Fusion achieves the alchemists' dream of converting one chemical element into another, but the experiment's purpose was not to create gold. In the conversion of hydrogen to helium, a small fraction of the mass of hydrogen is converted (via Einstein's famous formula E = mc2) into other forms of energy such as heat. Hydrogen bombs use this heat to create an explosion that can destroy a city. But the point of the NIF experiment was to use this energy to create steam to power a generator to provide electricity.

The experiment was a breakthrough because, for the first time, there was an "energy gain" from a fusion reaction: The energy of the heat released exceeded the energy of the laser pulse that created it.

But it's a long way from this experiment to useful electricity. A power plant based on NIF would need to implode about 10 pellets every second. Nearly a million fuel pellets would have to be made, blasted and cleared away every day.

Another fly in the ointment: The NIF lasers are highly inefficient, requiring hundreds of times more energy than they create as laser light. Factoring this in turns the energy gain into a huge energy loss.

Fusion energy has been an engineering dream for decades. We have obtained electricity from nuclear fission (splitting) since 1951, but electricity from nuclear fusion (combining) is expected to be more sustainable.

All previous approaches to fusion energy have been quite different from NIF's approach. The idea has been to use magnetic fields to shape a gaseous form of deuterium and tritium into a toroidal (doughnut) configuration and heat this gas by magnetically squeezing it or by running an electric current through it. Most of these recent experimental fusion reactors have followed the "tokamak" design developed in the Soviet Union during the 1960s.

The leading tokomak device today is the "ITER" experimental reactor under construction in France. It is far over budget and behind schedule, and appears to verify a wit's observation that "fusion power is 30 years in the future, and always will be."

To keep global warming to no more than 1.5 degrees Celsius (2.7 degrees Fahrenheit) as called for in the Paris Agreement, emissions must reach net zero by 2050. Nuclear fission power can help us achieve this goal and is, in my opinion, essential to accomplishing this goal. Nuclear fusion power cannot help us meet this goal because it cannot be ready for widespread use until at least late in this century, and more probably sometime in the next century.

The world today is threatened by never-ending wars of all sorts, global warming, overpopulation, militarization, poverty, hunger, income inequality and government breakdown in all nations including the three nuclear superpowers.
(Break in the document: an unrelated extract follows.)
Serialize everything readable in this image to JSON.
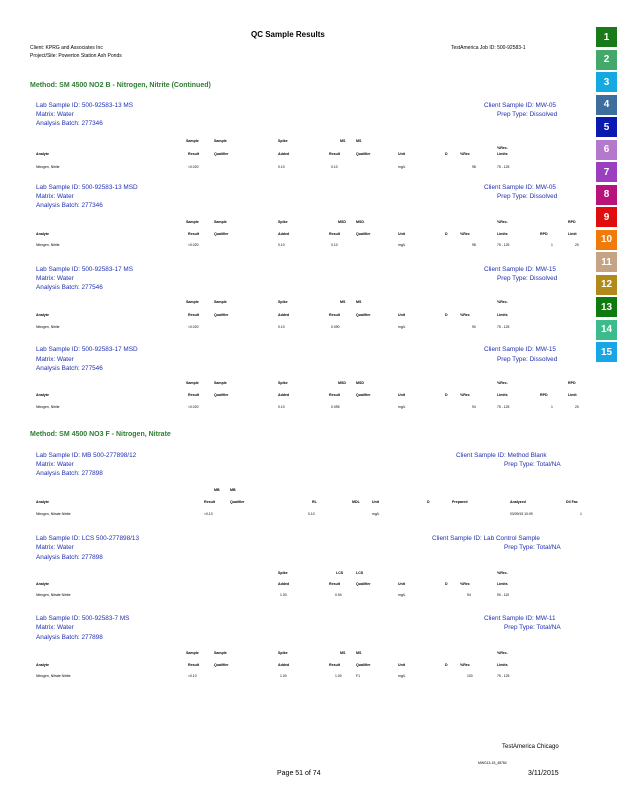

The biggest immediate threats are nuclear war and global warming. For the next several decades, additional investments in energy should go to renewable energies, energy efficiency and power from nuclear fission rather than from nuclear fusion.

Humankind is capable of doing much better and being much happier than we are today. Science has made great gains in global health, food production, communication, psychology, sociology and other essentials for human happiness. Young people are increasingly turning away from tribal beliefs and toward reliance on evidence and reason as guides to social behavior and public policy.

Fusion power is a worthy dream for the far future, provided civilization gets there.